The tongue in cheek tweet, written by a patient at a Wrightington, Wigan and Leigh NHS Foundation Trust hospital has had around 800 likes and been retweeted more than 380 times.

All else aside, this incident stresses the fact that what one says may, at times, be only somewhat as important as how they say it.

I’m reminded of the old advertising exec’s advice to the man opening a retail fish store. He’d prepared a sign saying “Fresh Fish Today.” The ad exec said it was too wordy. “Does anyone,” he asked, “want to buy fish that aren’t fresh? Eliminate that word. And,” the exec added, “isn’t it fair to say that a potential customer walking into your shop has every reason to expect the fish you are selling today are fresh? Eliminate the word ‘today’.” In the end, the sign read simply “Fish.”

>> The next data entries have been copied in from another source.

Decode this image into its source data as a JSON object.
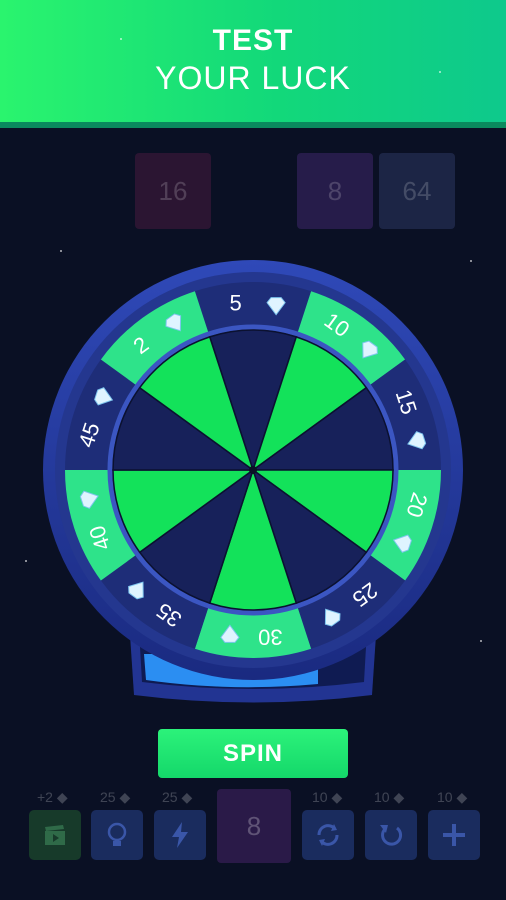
{
  "banner": {
    "line1": "TEST",
    "line2": "YOUR LUCK"
  },
  "board": {
    "tiles": [
      {
        "value": "16",
        "color": "#2b1532"
      },
      {
        "value": "8",
        "color": "#261c4a"
      },
      {
        "value": "64",
        "color": "#1c2545"
      }
    ]
  },
  "wheel": {
    "prizes": [
      "5",
      "10",
      "15",
      "20",
      "25",
      "30",
      "35",
      "40",
      "45",
      "2"
    ],
    "prize_icon": "diamond-icon",
    "colors": {
      "green": "#2ee38a",
      "navy": "#1e2d78",
      "rim": "#2a3f9e",
      "center_green": "#13e25a",
      "center_navy": "#17215a"
    },
    "progress_fraction": 0.87
  },
  "spin_button": {
    "label": "SPIN"
  },
  "toolbar": {
    "center_tile": "8",
    "items": [
      {
        "cost": "+2",
        "icon": "video-clapper-icon"
      },
      {
        "cost": "25",
        "icon": "lightbulb-icon"
      },
      {
        "cost": "25",
        "icon": "lightning-icon"
      },
      {
        "cost": "10",
        "icon": "refresh-icon"
      },
      {
        "cost": "10",
        "icon": "undo-icon"
      },
      {
        "cost": "10",
        "icon": "plus-icon"
      }
    ]
  }
}
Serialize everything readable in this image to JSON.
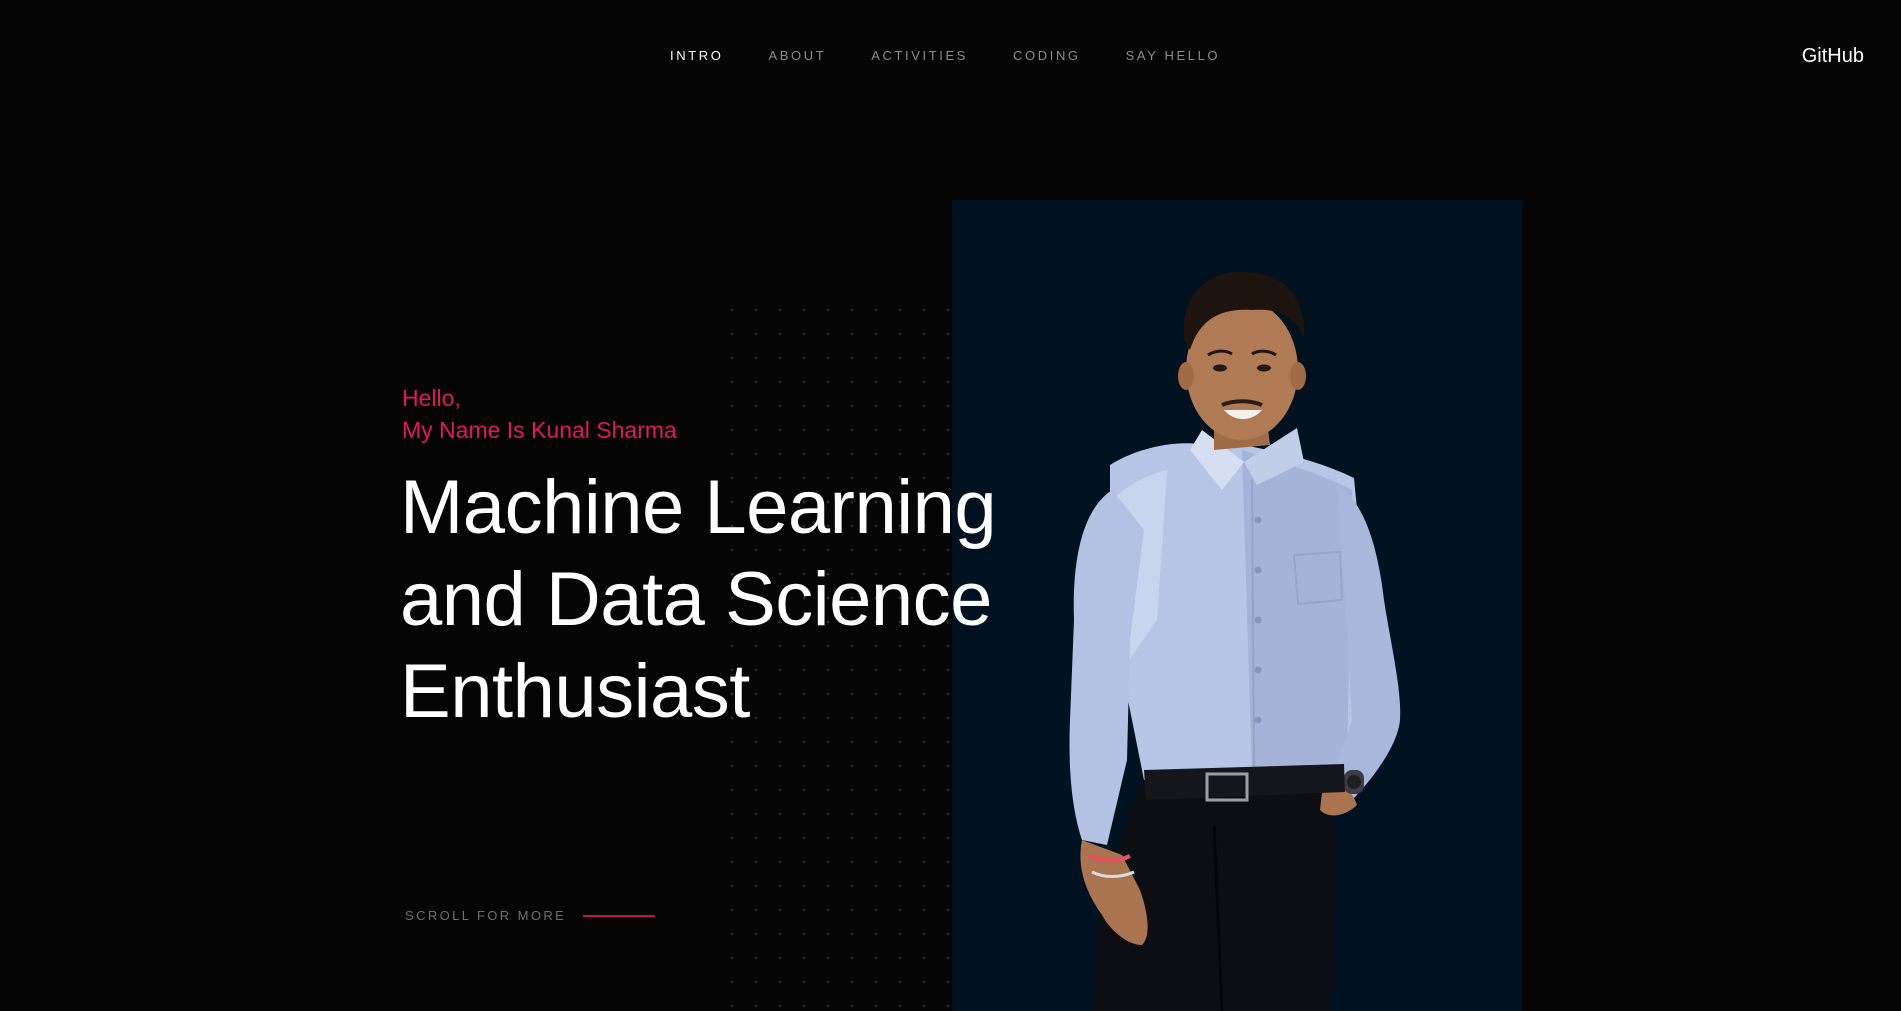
{
  "nav": {
    "links": [
      {
        "label": "INTRO",
        "active": true
      },
      {
        "label": "ABOUT",
        "active": false
      },
      {
        "label": "ACTIVITIES",
        "active": false
      },
      {
        "label": "CODING",
        "active": false
      },
      {
        "label": "SAY HELLO",
        "active": false
      }
    ],
    "github_label": "GitHub"
  },
  "hero": {
    "greeting_line1": "Hello,",
    "greeting_line2": "My Name Is Kunal Sharma",
    "headline_line1": "Machine Learning",
    "headline_line2": "and Data Science",
    "headline_line3": "Enthusiast"
  },
  "scroll": {
    "label": "SCROLL FOR MORE"
  },
  "colors": {
    "background": "#050505",
    "accent": "#e0185f",
    "photo_panel": "#001120",
    "nav_inactive": "#8c8c8c"
  }
}
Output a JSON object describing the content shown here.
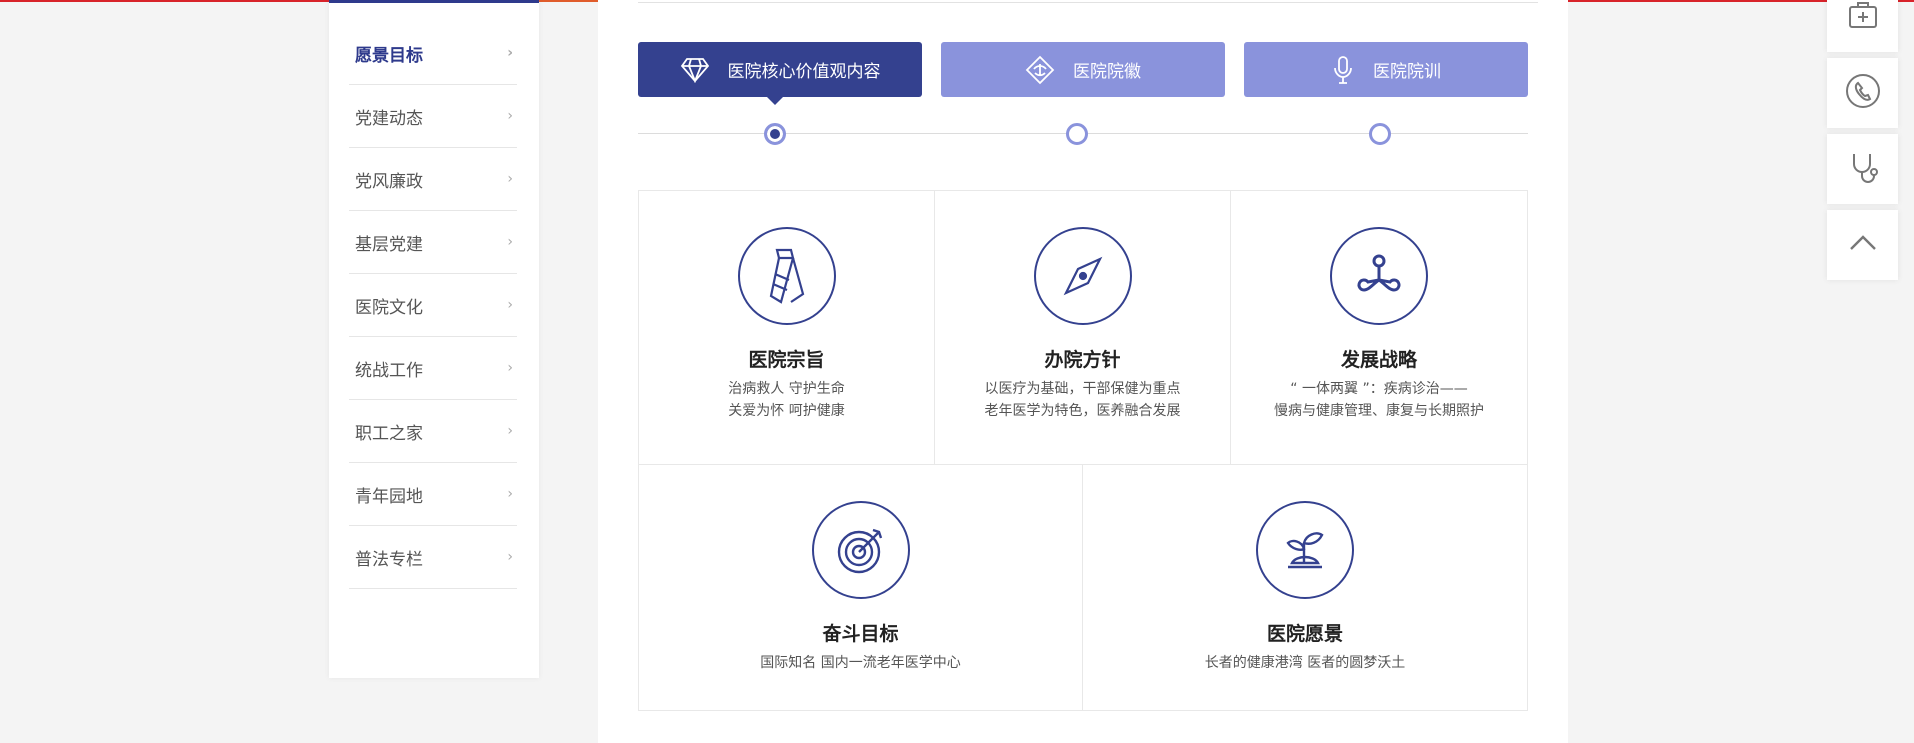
{
  "sidebar": {
    "items": [
      {
        "label": "愿景目标",
        "active": true
      },
      {
        "label": "党建动态"
      },
      {
        "label": "党风廉政"
      },
      {
        "label": "基层党建"
      },
      {
        "label": "医院文化"
      },
      {
        "label": "统战工作"
      },
      {
        "label": "职工之家"
      },
      {
        "label": "青年园地"
      },
      {
        "label": "普法专栏"
      }
    ],
    "arrow": "›"
  },
  "tabs": [
    {
      "label": "医院核心价值观内容",
      "icon": "diamond-icon",
      "active": true
    },
    {
      "label": "医院院徽",
      "icon": "hospital-emblem-icon"
    },
    {
      "label": "医院院训",
      "icon": "microphone-icon"
    }
  ],
  "cards": [
    {
      "title": "医院宗旨",
      "lines": [
        "治病救人 守护生命",
        "关爱为怀 呵护健康"
      ],
      "icon": "tie-icon"
    },
    {
      "title": "办院方针",
      "lines": [
        "以医疗为基础，干部保健为重点",
        "老年医学为特色，医养融合发展"
      ],
      "icon": "compass-icon"
    },
    {
      "title": "发展战略",
      "lines": [
        "“ 一体两翼 ”：疾病诊治——",
        "慢病与健康管理、康复与长期照护"
      ],
      "icon": "strategy-icon"
    },
    {
      "title": "奋斗目标",
      "lines": [
        "国际知名 国内一流老年医学中心"
      ],
      "icon": "target-icon"
    },
    {
      "title": "医院愿景",
      "lines": [
        "长者的健康港湾 医者的圆梦沃土"
      ],
      "icon": "sprout-icon"
    }
  ],
  "float_buttons": [
    "medical-kit-icon",
    "phone-icon",
    "stethoscope-icon",
    "back-to-top-icon"
  ],
  "colors": {
    "primary": "#34418f",
    "light": "#8a93dc",
    "accent": "#d8232a"
  }
}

Similarly, the hospital’s announcement of an addition to its menu for patients – not a new addition, as there’s no such thing as an ‘old’ addition – kind of overshot its mark when it said ‘patient sandwiches,’ as patients were, in fact, clearly the intended beneficiaries of this menu adjustment. Would it not, therefore, been enough to note that ‘sandwiches’ had been added to the menu? (Not the menu choices, as a menu is, by definition, a list of things one can choose amongst or between – depending whether its an English menu or an American one!)